Revenue rose 6.5% year over year to $365.6 million. Net interest income increased 6.4% to $249.1 million, and the net interest margin widened 5 basis points to 4.66%.

Noninterest income rose 6.6% to $116.4 million. Rising fee income from TCF’s leasing and equipment finance business helped to offset declining servicing fees resulting from its decision to exit the auto finance business.

At $2.3 billion, TCF’s auto finance portfolio has declined by about 30% from the third quarter last year. TCF also increased its commercial lending 7% to $3.7 billion and grew inventory finance by about 12% to $2.9 billion. Total loans declined 3% to $18.4 billion.

Deposits increased 2% to $18.5 billion.

Noninterest expenses increased 4.8% to $246.4 million, driven mainly by a 7% increase in employee compensation and benefits, which totaled $123.1 million.
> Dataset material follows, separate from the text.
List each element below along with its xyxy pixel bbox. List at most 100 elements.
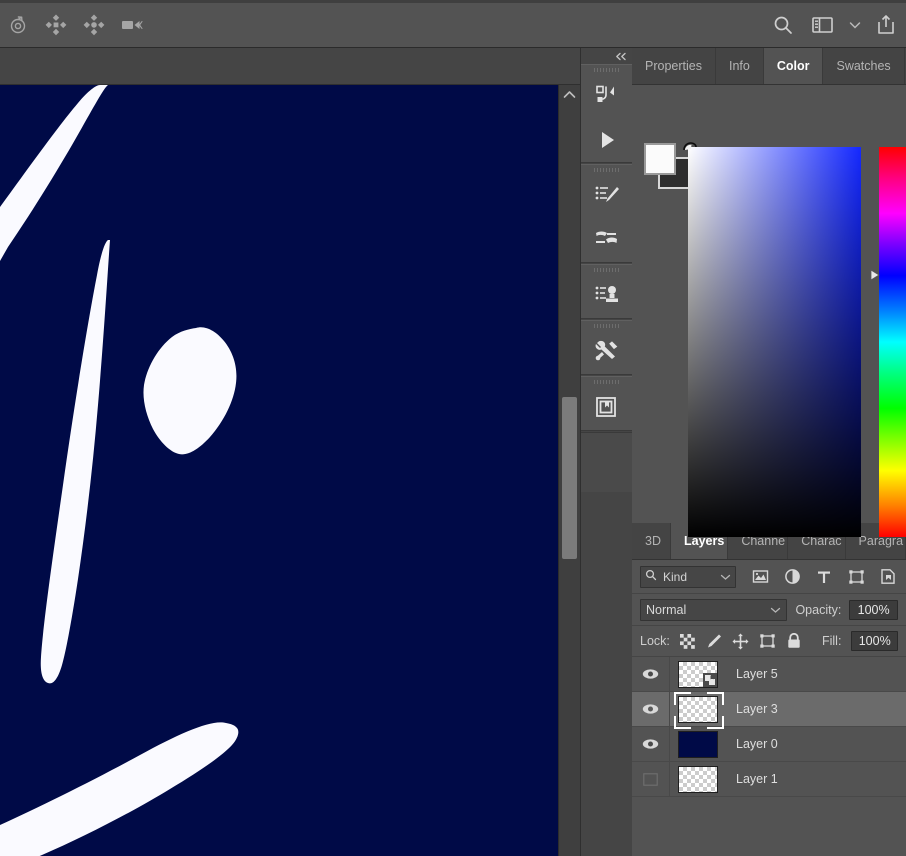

TCF’s provision for credit losses was $2.3 million in the third quarter, or about 84% lower than it was a year ago. That was due to both the run off of its auto portfolio, as well as a $6.6 million recovery on previous charge-offs in consumer real estate.

Net charge-offs declined 3 basis points to 0.15%, and nonperforming assets declined 25% to $109.4 million, mostly because TCF sold off $34.7 million of nonaccrual consumer real estate loans in the quarter.